Acad Med. 2024 Aug 1;99(8):868-873. doi: 10.1097/ACM.0000000000005627. Epub 2023 Dec 28.
Left-handed medical students contend with unique educational barriers within surgery, such as lack of educational resources, lack of left-handed-specific training, and widespread stigmatization of surgical left-handedness. This study aimed to highlight the surgical experiences of left-handed medical students so educators may be empowered to act with greater care and appreciation of these students' circumstances.
In this qualitative study, the authors conducted semistructured interviews on surgical experiences during medical school between January 31, 2021, and June 20, 2021, on 31 current surgical residents and fellows from 15 U.S. institutions and 6 surgical specialties. Left-handed trainees were included regardless of their surgical hand dominance.
The authors identified 3 themes related to left-handed medical students' surgical experience: (1) disorienting advice from faculty or residents, (2) discouraging right-handed pressures and left-handed stigmatization, and (3) educational wishes of left-handed medical students. Trainees describe dialogues during medical school in which their handedness was directly addressed by residents and faculty with disorienting and nonbeneficial advice. Often trainees were explicitly told which hand to use, neglecting any preferences of the left-handed student. Participants also described possible changes in future surgical clerkships, including normalization of left-handedness, tangible mentorship, or granular and meaningful instruction.

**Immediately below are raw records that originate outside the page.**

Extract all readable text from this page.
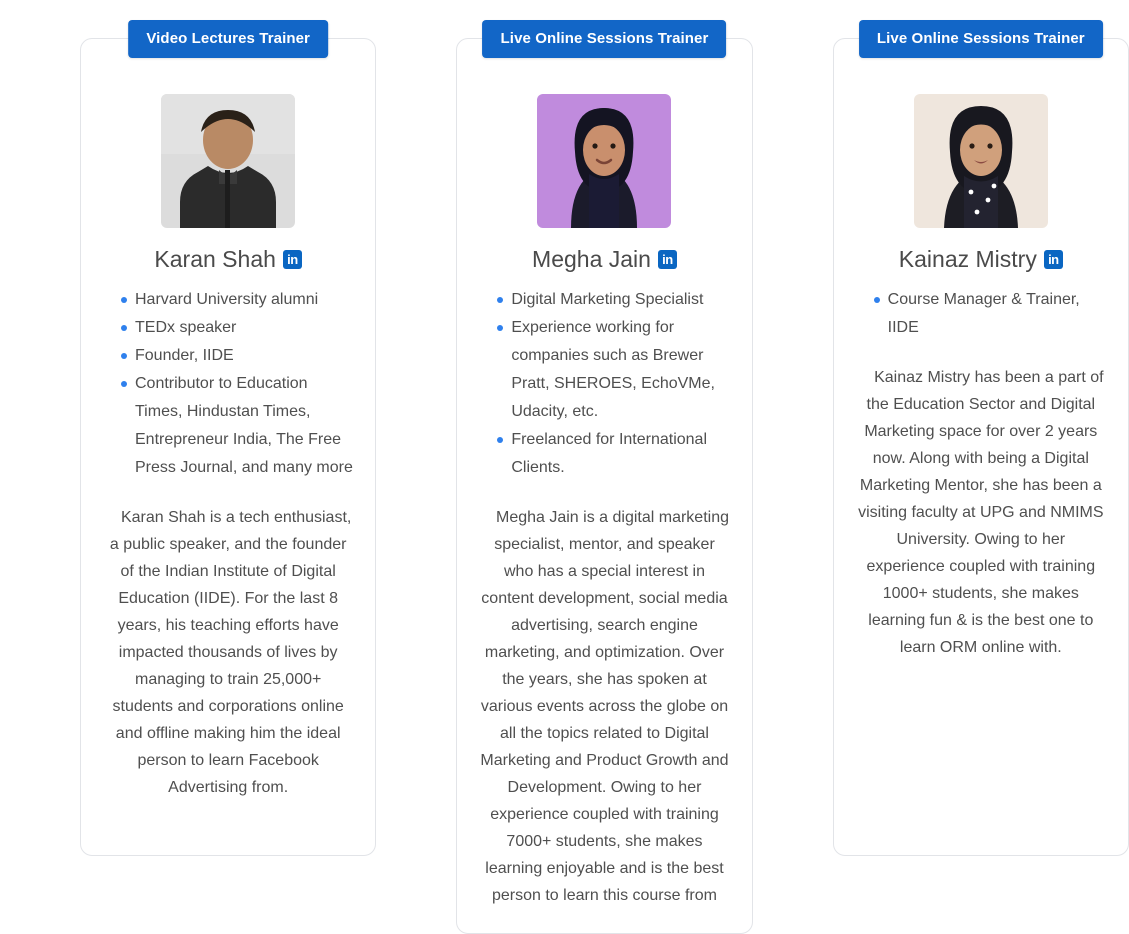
Video Lectures Trainer
Karan Shah
in
Harvard University alumni
TEDx speaker
Founder, IIDE
Contributor to Education Times, Hindustan Times, Entrepreneur India, The Free Press Journal, and many more

Karan Shah is a tech enthusiast, a public speaker, and the founder of the Indian Institute of Digital Education (IIDE). For the last 8 years, his teaching efforts have impacted thousands of lives by managing to train 25,000+ students and corporations online and offline making him the ideal person to learn Facebook Advertising from.

Live Online Sessions Trainer
Megha Jain
in
Digital Marketing Specialist
Experience working for companies such as Brewer Pratt, SHEROES, EchoVMe, Udacity, etc.
Freelanced for International Clients.

Megha Jain is a digital marketing specialist, mentor, and speaker who has a special interest in content development, social media advertising, search engine marketing, and optimization. Over the years, she has spoken at various events across the globe on all the topics related to Digital Marketing and Product Growth and Development. Owing to her experience coupled with training 7000+ students, she makes learning enjoyable and is the best person to learn this course from

Live Online Sessions Trainer
Kainaz Mistry
in
Course Manager & Trainer, IIDE

Kainaz Mistry has been a part of the Education Sector and Digital Marketing space for over 2 years now. Along with being a Digital Marketing Mentor, she has been a visiting faculty at UPG and NMIMS University. Owing to her experience coupled with training 1000+ students, she makes learning fun & is the best one to learn ORM online with.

Left-handed medical students encounter unique challenges during their surgical education. These students report being disoriented by the variability of advice provided by mentors, discouraged by how pressured they feel to operate right-handed, and burdened by the need to figure things out by themselves in the absence of adequate left-handed educational resources. Surgical education leadership should detail the unique problems left-handed learners face, impartially elicit the learner's current operative hand preference, take responsibility for their left-handed students, promote acceptance and accommodation strategies of left-handed surgical trainees, and endeavor to improve the breadth of left-handed surgical resources.
左撇子医学生在外科领域面临着独特的教育障碍,例如缺乏教育资源、缺乏专门针对左撇子的培训以及对手术中左撇子的普遍污名化。本研究旨在强调左撇子医学生的外科经历,以便教育工作者能够更加关注并理解这些学生的情况,并采取更谨慎的行动。
在这项定性研究中,作者于 2021 年 1 月 31 日至 2021 年 6 月 20 日期间,对来自美国 15 所机构和 6 个外科专业的 31 名现任外科住院医师和研究员进行了关于医学生时期外科经历的半结构化访谈。无论手术手优势如何,左撇子学员都包括在内。
作者确定了与左撇子医学生外科经历相关的 3 个主题:(1)教师或住院医师提供的令人困惑的建议;(2)抑制惯用右手的压力和对左撇子的污名化;(3)左撇子医学生的教育愿望。学员描述了在校期间与住院医师和教师之间的对话,其中直接提到了他们的惯用手,教师和住院医师提供了令人困惑且无益的建议。教师往往明确告诉学生使用哪只手,而忽略了左撇子学生的任何偏好。参与者还描述了未来外科实习可能发生的变化,包括惯用手的正常化、有形的指导或细致而有意义的指导。
左撇子医学生在外科教育中遇到了独特的挑战。这些学生报告说,他们被导师提供的多变建议搞得晕头转向,感到被迫用右手做手术的压力很大,而且在缺乏足够的左撇子教育资源的情况下,他们不得不自己摸索,这给他们带来了负担。外科教育领导层应详细说明左撇子学习者面临的独特问题,公正地了解学习者目前的手术惯用手偏好,对其左撇子学生负责,促进对左撇子外科受训者的接受和适应策略,并努力提高左撇子外科资源的广度。